IFAs slam Clegg’s pensions-for-property plans
The deputy prime minister’s latest idea will only help the rich and puts retirement savings at risk, advisers have warned.
Proposals that would allow grandparents to use their pension pots as security against their grandchildren’s mortgages were criticised by leading IFAs today as highly damaging to retirement saving.
Deputy prime minister Nick Clegg announced at the Liberal Democrat conference that his party would ensure grandparents could use up to 25 per cent of their pension pots in the scheme, saying it would help first-time buyers.
However, AWD Chase de Vere’s Patrick Connolly
(pictured right) claims this could endanger the already low level of pensions saving in the UK.

He said: "The risk is that people will use money they need for their own retirement and then become more dependent on the state, so it could only be suitable for the small amount of people who can safely fund their retirement without that money."
"I think people aren’t saving enough for their own retirement anyway, so the number of people for whom this is applicable is small."
Danny Cox
(pictured left), head of advice at Hargreaves Lansdown, agreed: "We think the idea is pretty bonkers."

"You would be exposing your pension to two risks: firstly the risk of having it invested in the first place, secondly that of losing the money if your grandchildren can’t pay the mortgage."
"Not a lot of people can afford to expose their pensions to that level of risk.

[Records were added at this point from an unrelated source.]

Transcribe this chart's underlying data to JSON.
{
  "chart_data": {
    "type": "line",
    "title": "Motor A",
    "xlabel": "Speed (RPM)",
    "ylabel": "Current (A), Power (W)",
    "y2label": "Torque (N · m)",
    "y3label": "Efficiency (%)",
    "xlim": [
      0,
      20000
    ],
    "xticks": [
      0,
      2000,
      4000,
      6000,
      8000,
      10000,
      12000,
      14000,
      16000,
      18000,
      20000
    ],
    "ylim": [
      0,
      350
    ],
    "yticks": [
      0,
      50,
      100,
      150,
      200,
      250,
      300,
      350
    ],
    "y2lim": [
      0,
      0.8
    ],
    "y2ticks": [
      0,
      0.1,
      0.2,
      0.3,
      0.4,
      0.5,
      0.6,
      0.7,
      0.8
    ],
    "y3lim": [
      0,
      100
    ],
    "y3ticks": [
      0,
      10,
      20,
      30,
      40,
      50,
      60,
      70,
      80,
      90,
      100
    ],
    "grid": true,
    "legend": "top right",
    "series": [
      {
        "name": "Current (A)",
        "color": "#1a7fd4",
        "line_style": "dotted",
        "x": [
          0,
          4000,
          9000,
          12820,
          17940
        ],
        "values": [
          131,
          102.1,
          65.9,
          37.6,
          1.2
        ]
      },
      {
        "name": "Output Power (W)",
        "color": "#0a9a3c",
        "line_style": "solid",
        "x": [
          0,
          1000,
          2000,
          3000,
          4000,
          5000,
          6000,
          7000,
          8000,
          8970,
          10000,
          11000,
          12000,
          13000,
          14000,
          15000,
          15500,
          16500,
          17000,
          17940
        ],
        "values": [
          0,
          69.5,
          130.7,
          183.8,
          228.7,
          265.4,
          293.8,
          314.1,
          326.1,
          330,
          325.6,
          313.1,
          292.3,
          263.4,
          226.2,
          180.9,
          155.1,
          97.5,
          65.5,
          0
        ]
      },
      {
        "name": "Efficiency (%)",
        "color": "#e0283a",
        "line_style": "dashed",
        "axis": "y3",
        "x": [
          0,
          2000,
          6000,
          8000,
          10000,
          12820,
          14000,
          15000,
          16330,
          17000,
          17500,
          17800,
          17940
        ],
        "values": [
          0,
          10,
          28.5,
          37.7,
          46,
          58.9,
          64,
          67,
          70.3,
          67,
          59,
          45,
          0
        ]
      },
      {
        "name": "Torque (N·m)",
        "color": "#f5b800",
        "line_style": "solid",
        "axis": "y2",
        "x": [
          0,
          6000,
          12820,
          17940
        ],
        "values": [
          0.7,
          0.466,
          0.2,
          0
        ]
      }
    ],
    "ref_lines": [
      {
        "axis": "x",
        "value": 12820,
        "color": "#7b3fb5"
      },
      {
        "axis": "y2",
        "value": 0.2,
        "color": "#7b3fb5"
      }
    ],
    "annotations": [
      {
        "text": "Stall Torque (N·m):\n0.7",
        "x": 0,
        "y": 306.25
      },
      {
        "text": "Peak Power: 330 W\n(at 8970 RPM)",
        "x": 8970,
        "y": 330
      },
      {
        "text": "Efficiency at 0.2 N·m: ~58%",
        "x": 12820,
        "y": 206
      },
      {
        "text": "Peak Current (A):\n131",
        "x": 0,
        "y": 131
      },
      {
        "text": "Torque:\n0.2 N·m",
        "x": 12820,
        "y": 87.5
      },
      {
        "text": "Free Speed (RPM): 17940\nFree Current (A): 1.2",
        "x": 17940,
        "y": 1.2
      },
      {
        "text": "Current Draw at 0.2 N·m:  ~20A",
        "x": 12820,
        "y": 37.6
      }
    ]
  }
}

The people who are going to be best-placed to do this are those who already have the means to help their grandchildren."
Kerry Nelson
(pictured right), managing director at Nexus IFA, said: "The people it’s going to apply to aren’t those he’s trying to help. Effectively it’s help for the rich."

"Young people struggling to get on the housing ladder aren’t those with grandparents who can afford to risk their mortgage."
Cox commented: "The proposal is to use 25 per cent of your pension to guarantee your mortgage, so you are going to have to have a pretty large pension fund to guarantee the typical mortgage."
"If the mortgage is £200,000, for example, you will need a pension pot worth that amount to be able to use £50,000 as a guarantee on a 25 per cent deposit."
Cox points out that savers can draw the money from their pension pot once they get to the age of 55 anyway, so if they can afford to lose that money they may prefer to simply gift it to their grandchildren.
He adds that the problem with the housing market is not that people can’t pay their mortgages but that deposits are too high for most people to be available to afford.
"The issue in the housing market right now is raising money for the deposit rather than the mortgage," he said.
"Banks need to recapitalise and the housing market needs to move back to growth so lenders are prepared to lend more money."
"We will eventually get back to 95 or 100 per cent mortgages; we are just not there yet. The housing market goes through 10-year cycles of boom and bust. People just need to let the cycle run its course."
Nelson agrees that it is the lack of lending by banks that is the problem and she says that the Government should address this.
"The banks have completely withdrawn from the market and at the end of the day you can understand why, but they were at the heart of the economic problems we are now dealing with, so it is rather unpalatable that they aren’t lending," she said.
"The only way is to force the hand of the banks – there’s no other real solution."